ReviewMar 1, 2026, 5:09 PM

Verdict: Review
Confidence: medium
Model: gpt-5-mini
Summary: The skill's stated purpose (automatically clicking a Chrome extension icon) matches the instructions, but there are important inconsistencies and missing artifacts (notably the referenced PowerShell script is not included) and the skill asks the agent to perform real mouse clicks, so you should inspect the actual script and test carefully before installing.
Guidance: This skill will move your real mouse and click things — do not install or run it blindly. Before installing or allowing autonomous runs: 1) verify the package actually contains scripts/enable-browser-extension.ps1 and inspect its full contents to confirm it only performs the described clicks and no other I/O or network activity; 2) confirm win-mouse-native is a known/trusted skill; 3) test in TestMode on a non-critical system and with Chrome visible, and calibrate coordinates carefully; 4) avoid running while doing important work (mouse control will interfere); 5) ask the publisher for the missing script if it is not present — the current bundle is incomplete, which is an installation/packaging red flag.

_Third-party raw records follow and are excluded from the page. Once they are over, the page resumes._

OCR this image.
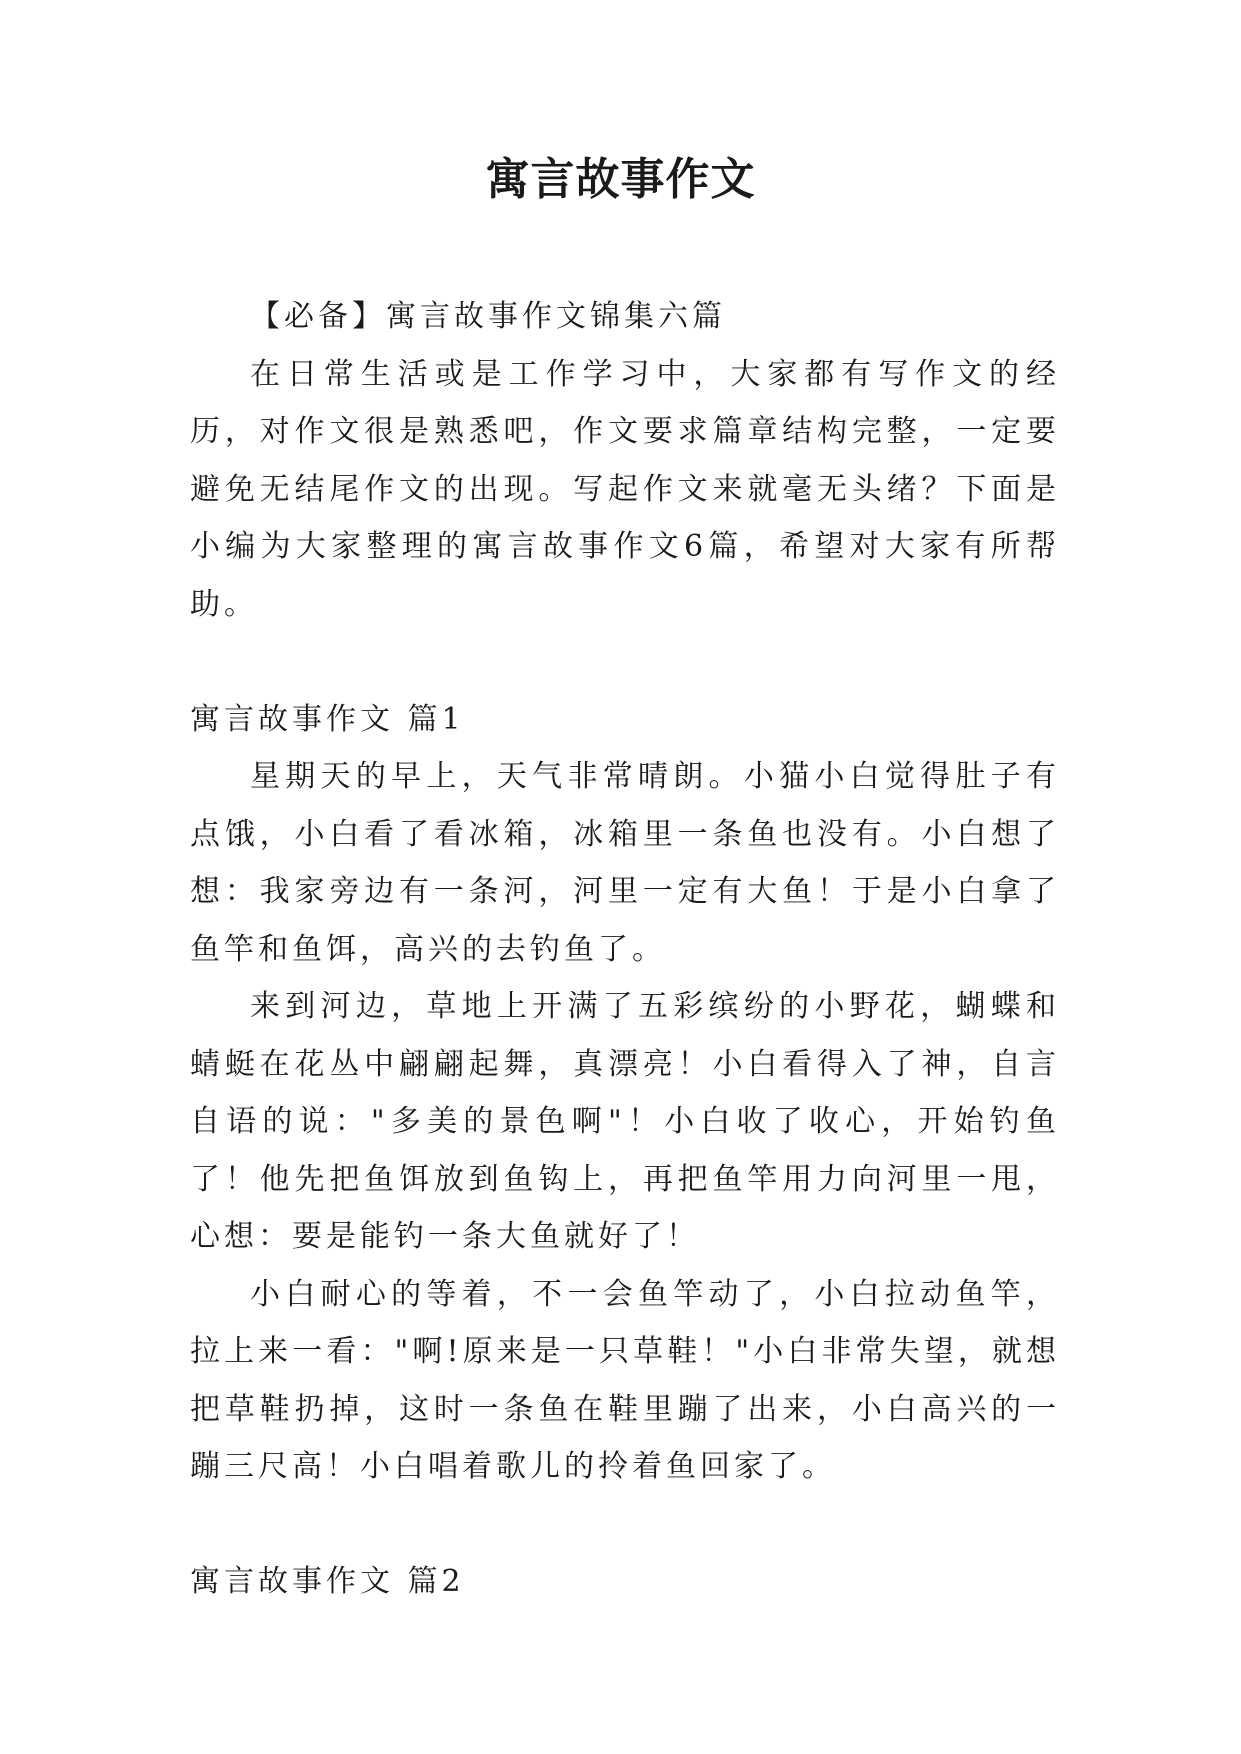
寓言故事作文

【必备】寓言故事作文锦集六篇

在日常生活或是工作学习中，大家都有写作文的经历，对作文很是熟悉吧，作文要求篇章结构完整，一定要避免无结尾作文的出现。写起作文来就毫无头绪？下面是小编为大家整理的寓言故事作文6篇，希望对大家有所帮助。

寓言故事作文 篇1

星期天的早上，天气非常晴朗。小猫小白觉得肚子有点饿，小白看了看冰箱，冰箱里一条鱼也没有。小白想了想：我家旁边有一条河，河里一定有大鱼！于是小白拿了鱼竿和鱼饵，高兴的去钓鱼了。

来到河边，草地上开满了五彩缤纷的小野花，蝴蝶和蜻蜓在花丛中翩翩起舞，真漂亮！小白看得入了神，自言自语的说："多美的景色啊"！小白收了收心，开始钓鱼了！他先把鱼饵放到鱼钩上，再把鱼竿用力向河里一甩，心想：要是能钓一条大鱼就好了！

小白耐心的等着，不一会鱼竿动了，小白拉动鱼竿，拉上来一看："啊!原来是一只草鞋！"小白非常失望，就想把草鞋扔掉，这时一条鱼在鞋里蹦了出来，小白高兴的一蹦三尺高！小白唱着歌儿的拎着鱼回家了。

寓言故事作文 篇2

If you cannot review the script, treat the skill as unsafe.
Findings: [no-code-to-scan] unexpected: The regex scanner had no code files to analyze. SKILL.md and PUBLISH.md reference scripts that are missing from the package — because the actual script content is absent, there were no code-based findings to report; this absence itself is a concern.

Review Dimensions

Purpose & Capability: noteThe name and description (enable a browser extension by moving/clicking the mouse) align with the instructions to use a mouse-control skill (win-mouse-native) and a PowerShell helper. However the package as provided does not include the referenced scripts (SKILL.md and PUBLISH.md reference scripts/enable-browser-extension.ps1), and registry metadata presented earlier omitted required bins while _meta.json lists powershell — this mismatch is an incoherence that should be resolved before trusting the skill.

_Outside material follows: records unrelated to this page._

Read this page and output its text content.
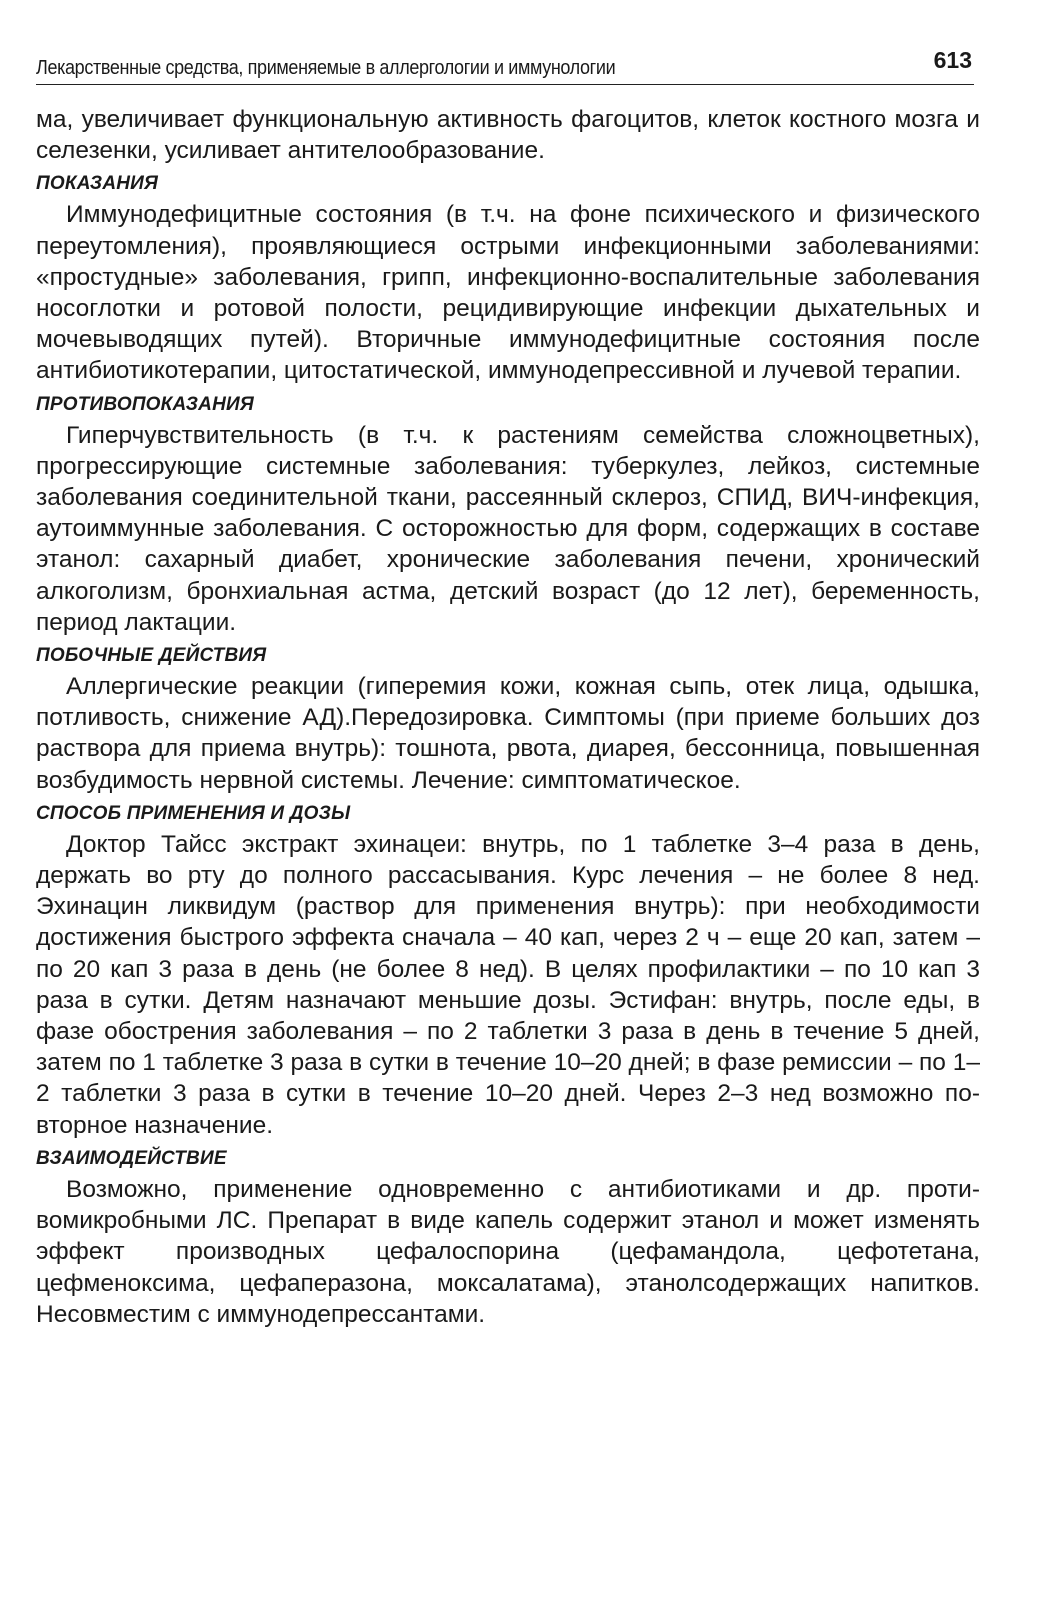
Лекарственные средства, применяемые в аллергологии и иммунологии	613

ма, увеличивает функциональную активность фагоцитов, клеток костного мозга и селезенки, усиливает антителообразование.

ПОКАЗАНИЯ

Иммунодефицитные состояния (в т.ч. на фоне психического и физического переутомления), проявляющиеся острыми инфекционными заболеваниями: «простудные» заболевания, грипп, инфекционно-воспалительные заболевания носоглотки и ротовой полости, рецидивирующие инфекции дыхательных и мочевыводящих путей). Вторичные иммунодефицитные состояния после антибиотикотерапии, цитостатической, иммунодепрессивной и лучевой терапии.

ПРОТИВОПОКАЗАНИЯ

Гиперчувствительность (в т.ч. к растениям семейства сложноцветных), прогрессирующие системные заболевания: туберкулез, лейкоз, системные заболевания соединительной ткани, рассеянный склероз, СПИД, ВИЧ-инфекция, аутоиммунные заболевания. С осторожностью для форм, содержащих в составе этанол: сахарный диабет, хронические заболевания печени, хронический алкоголизм, бронхиальная астма, детский возраст (до 12 лет), беременность, период лактации.

ПОБОЧНЫЕ ДЕЙСТВИЯ

Аллергические реакции (гиперемия кожи, кожная сыпь, отек лица, одышка, потливость, снижение АД).Передозировка. Симптомы (при приеме больших доз раствора для приема внутрь): тошнота, рвота, диарея, бессонница, повышенная возбудимость нервной системы. Лечение: симптоматическое.

СПОСОБ ПРИМЕНЕНИЯ И ДОЗЫ

Доктор Тайсс экстракт эхинацеи: внутрь, по 1 таблетке 3–4 раза в день, держать во рту до полного рассасывания. Курс лечения – не более 8 нед. Эхинацин ликвидум (раствор для применения внутрь): при необходимости достижения быстрого эффекта сначала – 40 кап, через 2 ч – еще 20 кап, затем – по 20 кап 3 раза в день (не более 8 нед). В целях профилактики – по 10 кап 3 раза в сутки. Детям назначают меньшие дозы. Эстифан: внутрь, после еды, в фазе обострения заболевания – по 2 таблетки 3 раза в день в течение 5 дней, затем по 1 таблетке 3 раза в сутки в течение 10–20 дней; в фазе ремиссии – по 1–2 таблетки 3 раза в сутки в течение 10–20 дней. Через 2–3 нед возможно повторное назначение.

ВЗАИМОДЕЙСТВИЕ

Возможно, применение одновременно с антибиотиками и др. противомикробными ЛС. Препарат в виде капель содержит этанол и может изменять эффект производных цефалоспорина (цефамандола, цефотетана, цефменоксима, цефаперазона, моксалатама), этанолсодержащих напитков. Несовместим с иммунодепрессантами.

Instruction Scope: concernThe runtime instructions tell the agent to run a local PowerShell script via exec (running powershell -File "$env:USERPROFILE\.openclaw\workspace\skills\browser-extension-enabler\scripts\enable-browser-extension.ps1"). That script is not present in the provided bundle, so we cannot verify what commands it executes. The SKILL.md also instructs direct mouse movement and clicks (via win-mouse-native), which will control the real mouse and may click arbitrary UI if coordinates or context are wrong. The instructions also allow autonomous agent invocation when a disconnected state is detected, increasing the risk if the script does more than indicated.
Install Mechanism: noteThis is an instruction-only skill with no install spec (low surface area). PUBLISH.md and SKILL.md expect a scripts directory and an included PowerShell script, but that file is absent from the bundle. Because no code was present for the scanner to analyze, we cannot confirm the script’s behavior — this missing artifact is the primary install/packaging concern.

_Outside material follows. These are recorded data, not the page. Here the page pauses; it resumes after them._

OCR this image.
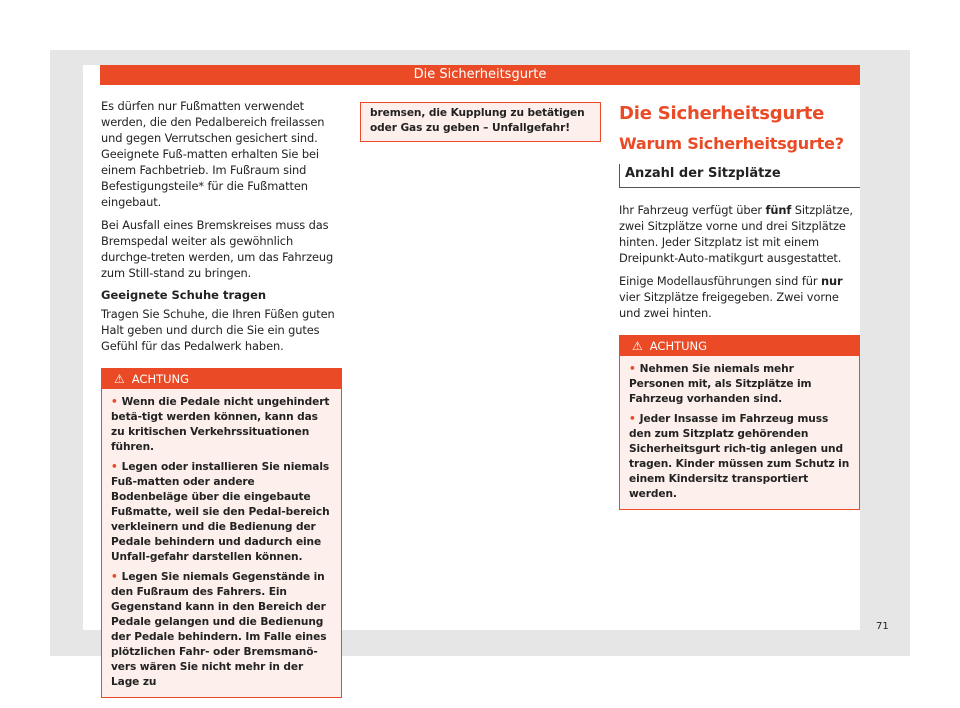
Die Sicherheitsgurte

Es dürfen nur Fußmatten verwendet werden, die den Pedalbereich freilassen und gegen Verrutschen gesichert sind. Geeignete Fuß-matten erhalten Sie bei einem Fachbetrieb. Im Fußraum sind Befestigungsteile* für die Fußmatten eingebaut.

Bei Ausfall eines Bremskreises muss das Bremspedal weiter als gewöhnlich durchge-treten werden, um das Fahrzeug zum Still-stand zu bringen.

Geeignete Schuhe tragen

Tragen Sie Schuhe, die Ihren Füßen guten Halt geben und durch die Sie ein gutes Gefühl für das Pedalwerk haben.

⚠ ACHTUNG
• Wenn die Pedale nicht ungehindert betä-tigt werden können, kann das zu kritischen Verkehrssituationen führen.
• Legen oder installieren Sie niemals Fuß-matten oder andere Bodenbeläge über die eingebaute Fußmatte, weil sie den Pedal-bereich verkleinern und die Bedienung der Pedale behindern und dadurch eine Unfall-gefahr darstellen können.
• Legen Sie niemals Gegenstände in den Fußraum des Fahrers. Ein Gegenstand kann in den Bereich der Pedale gelangen und die Bedienung der Pedale behindern. Im Falle eines plötzlichen Fahr- oder Bremsmanö-vers wären Sie nicht mehr in der Lage zu
bremsen, die Kupplung zu betätigen oder Gas zu geben – Unfallgefahr!
Die Sicherheitsgurte
Warum Sicherheitsgurte?
Anzahl der Sitzplätze

Ihr Fahrzeug verfügt über fünf Sitzplätze, zwei Sitzplätze vorne und drei Sitzplätze hinten. Jeder Sitzplatz ist mit einem Dreipunkt-Auto-matikgurt ausgestattet.

Einige Modellausführungen sind für nur vier Sitzplätze freigegeben. Zwei vorne und zwei hinten.

⚠ ACHTUNG
• Nehmen Sie niemals mehr Personen mit, als Sitzplätze im Fahrzeug vorhanden sind.
• Jeder Insasse im Fahrzeug muss den zum Sitzplatz gehörenden Sicherheitsgurt rich-tig anlegen und tragen. Kinder müssen zum Schutz in einem Kindersitz transportiert werden.
71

Credentials: noteThe skill does not request secrets or external credentials and only references standard environment paths (e.g., $env:USERPROFILE) and the workspace location. That is proportionate for a local automation task. Still, the exec path runs a PowerShell file from the user's workspace; without the script content you cannot verify it won't read other files or exfiltrate data.
Persistence & Privilege: notealways is false (good) and the skill is user-invocable. Autonomous invocation is allowed (platform default). Combined with real-mouse control this increases the potential for unintended UI actions if the skill is invoked at the wrong time, but there is no evidence the skill requests elevated persistent privileges or modifies other skills.